4) Sharp edge detection via FFT
Sharp edges result in high frequencies in a Fourier spectrum. And typically such features are more often found in drawings (another Python snippet):
from PIL import Image
import numpy as np
img = Image.open('test.jpg').convert('L')
values = abs(numpy.fft.fft2(numpy.asarray(img.convert('L')))).flatten().tolist()
high_values = [x for x in values if x > 10000]
high_values_ratio = 100*(float(len(high_values))/len(values))
print high_values_ratio
This code gives you the number of frequencies that are above one million per area. Again: optimize such numbers according to your sample images.
Combine and optimize these methods for your image set. Let me know if you can improve this - or just edit this answer, please. I'd like to improve it myself :-)
This problem can be solved by image classification and that's probably Google's solution to the problem. Basically, what you have to do is (i) get a set of images labeled into 3 categories: photo, clip-art and line drawing; (ii) extract features from these images; (iii) use the image's features and label to train a classifier.
Feature Extraction:
In this step you have to extract visual information that may be useful for the classifier to discriminate between the 3 categories of images:
A very basic yet useful visual feature is the image histogram and its variants. For example, the gray level histogram of a photo is probably smoother than a histogram of a clipart, where you have regions that may be all of the same color value.
Another feature that one can use is to convert the image to the frequency domain (e.g. using FFT or DCT) and measure the energy of high frequency components. Because line drawings will probably have sharp transitions of colors, its high frequency components will tend to accumulate more energy.
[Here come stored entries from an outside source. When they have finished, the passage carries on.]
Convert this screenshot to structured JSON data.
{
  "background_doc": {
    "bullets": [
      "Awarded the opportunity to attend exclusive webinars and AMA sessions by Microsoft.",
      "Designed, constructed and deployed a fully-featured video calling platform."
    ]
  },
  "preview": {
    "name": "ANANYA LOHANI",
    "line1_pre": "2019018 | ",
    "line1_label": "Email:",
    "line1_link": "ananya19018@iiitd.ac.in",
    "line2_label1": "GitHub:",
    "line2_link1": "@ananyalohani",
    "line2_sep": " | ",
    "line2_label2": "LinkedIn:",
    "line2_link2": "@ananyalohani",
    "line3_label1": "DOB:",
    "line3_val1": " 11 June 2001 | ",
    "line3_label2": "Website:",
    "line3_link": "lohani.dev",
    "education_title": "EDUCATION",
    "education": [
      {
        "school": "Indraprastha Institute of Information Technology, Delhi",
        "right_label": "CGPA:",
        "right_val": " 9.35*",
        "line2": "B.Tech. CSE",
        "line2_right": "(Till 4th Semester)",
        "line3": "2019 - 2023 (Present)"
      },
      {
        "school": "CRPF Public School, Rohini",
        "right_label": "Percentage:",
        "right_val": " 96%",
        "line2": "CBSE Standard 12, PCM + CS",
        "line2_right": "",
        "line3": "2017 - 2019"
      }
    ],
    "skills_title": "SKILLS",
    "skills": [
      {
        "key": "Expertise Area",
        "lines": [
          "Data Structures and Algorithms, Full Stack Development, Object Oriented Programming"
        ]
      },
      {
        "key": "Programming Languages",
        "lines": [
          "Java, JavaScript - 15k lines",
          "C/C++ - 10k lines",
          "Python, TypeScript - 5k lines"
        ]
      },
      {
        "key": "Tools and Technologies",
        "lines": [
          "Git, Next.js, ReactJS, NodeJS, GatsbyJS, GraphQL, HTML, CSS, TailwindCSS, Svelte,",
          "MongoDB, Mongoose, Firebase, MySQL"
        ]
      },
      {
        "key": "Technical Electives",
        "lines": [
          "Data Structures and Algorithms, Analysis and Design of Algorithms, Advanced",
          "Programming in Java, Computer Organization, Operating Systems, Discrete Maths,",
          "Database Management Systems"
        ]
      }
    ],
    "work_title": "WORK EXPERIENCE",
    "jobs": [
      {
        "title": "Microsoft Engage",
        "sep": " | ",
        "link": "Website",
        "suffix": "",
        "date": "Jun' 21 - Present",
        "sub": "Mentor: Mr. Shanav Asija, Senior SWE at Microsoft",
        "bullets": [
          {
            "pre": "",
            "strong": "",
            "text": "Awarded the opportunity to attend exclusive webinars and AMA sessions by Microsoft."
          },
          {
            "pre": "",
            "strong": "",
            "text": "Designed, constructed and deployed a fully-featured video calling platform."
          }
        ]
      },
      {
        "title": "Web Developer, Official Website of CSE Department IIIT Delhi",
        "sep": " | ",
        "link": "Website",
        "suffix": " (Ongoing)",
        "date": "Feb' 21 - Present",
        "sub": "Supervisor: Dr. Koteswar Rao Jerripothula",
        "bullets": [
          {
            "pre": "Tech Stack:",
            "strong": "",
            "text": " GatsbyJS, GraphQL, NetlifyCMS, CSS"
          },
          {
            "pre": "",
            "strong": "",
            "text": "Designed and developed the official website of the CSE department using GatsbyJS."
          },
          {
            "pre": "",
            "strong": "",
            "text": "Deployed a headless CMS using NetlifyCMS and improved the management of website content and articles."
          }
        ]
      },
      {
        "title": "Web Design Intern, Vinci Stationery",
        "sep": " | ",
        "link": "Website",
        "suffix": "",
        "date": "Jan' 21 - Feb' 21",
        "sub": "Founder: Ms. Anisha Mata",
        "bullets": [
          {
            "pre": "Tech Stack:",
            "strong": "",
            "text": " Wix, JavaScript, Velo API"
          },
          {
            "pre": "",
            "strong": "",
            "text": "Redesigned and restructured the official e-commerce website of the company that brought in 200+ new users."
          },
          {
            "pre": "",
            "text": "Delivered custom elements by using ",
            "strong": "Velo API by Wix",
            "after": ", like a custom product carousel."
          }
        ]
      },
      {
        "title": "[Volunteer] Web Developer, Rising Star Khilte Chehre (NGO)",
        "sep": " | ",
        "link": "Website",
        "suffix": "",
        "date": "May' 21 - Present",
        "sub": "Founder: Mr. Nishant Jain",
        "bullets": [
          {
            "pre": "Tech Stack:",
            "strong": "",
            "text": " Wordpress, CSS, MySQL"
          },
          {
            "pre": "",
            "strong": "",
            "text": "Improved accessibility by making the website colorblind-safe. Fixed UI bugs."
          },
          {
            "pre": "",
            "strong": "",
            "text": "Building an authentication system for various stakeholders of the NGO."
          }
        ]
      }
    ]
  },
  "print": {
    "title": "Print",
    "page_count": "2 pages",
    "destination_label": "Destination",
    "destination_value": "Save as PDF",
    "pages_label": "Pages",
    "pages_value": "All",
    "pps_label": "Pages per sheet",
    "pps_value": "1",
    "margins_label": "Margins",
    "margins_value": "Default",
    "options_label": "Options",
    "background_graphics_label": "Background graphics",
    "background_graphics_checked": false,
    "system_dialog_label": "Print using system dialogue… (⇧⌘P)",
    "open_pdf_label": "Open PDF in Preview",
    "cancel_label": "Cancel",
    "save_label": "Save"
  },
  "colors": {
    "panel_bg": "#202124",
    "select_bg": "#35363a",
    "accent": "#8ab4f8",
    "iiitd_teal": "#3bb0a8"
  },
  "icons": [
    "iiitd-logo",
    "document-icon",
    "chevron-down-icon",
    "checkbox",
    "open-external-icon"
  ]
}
There's also a number of other feature extraction algorithms that may be used.
Training a Classifier:
After the feature extraction phase, we will have for each image a vector of numeric values (let's call it the image feature vector) and its tuple. That's a suitable input for a training a classifier. As for the classifier, one may consider Neural Networks, SVM and others.
Classification:
Now that we have a trained classifier, to classify an image (i.e. detect a image category) we simply have to extract its features and input it to the classifier and it will return its predicted category
Histograms would be a first way to do this.
Convert the color image to grayscale and calculate the histogram.
A very bi-modal histogram with 2 sharp peaks in black (or dark) and white (or right), probably with much more white, are a good indication for line-drawing.
If you have just a few more peaks then it is likely a clip-art type image.
Otherwise it's a photo.
In addition to color histograms, also consider edge information and the consistency of line widths throughout the image.
Photo - natural edges will have a variety of edge strengths, and it's less likely that there will be many parallel edges.
Clip art - A watershed algorithm could help identify large, connected regions of consistent brightness. In clip art and synthetic images designed for high visibility there are more likely to be perfectly straight lines and parallel lines. A histogram of edge strengths is likely to have a few very strong peaks.
Line drawing - synthetic lines are likely to have very consistent width. The Stroke Width Transform could help you identify strokes. (One of the basic principles is to find edge gradients that "point at" each other.) A histogram of edge strengths may have only one strong peak.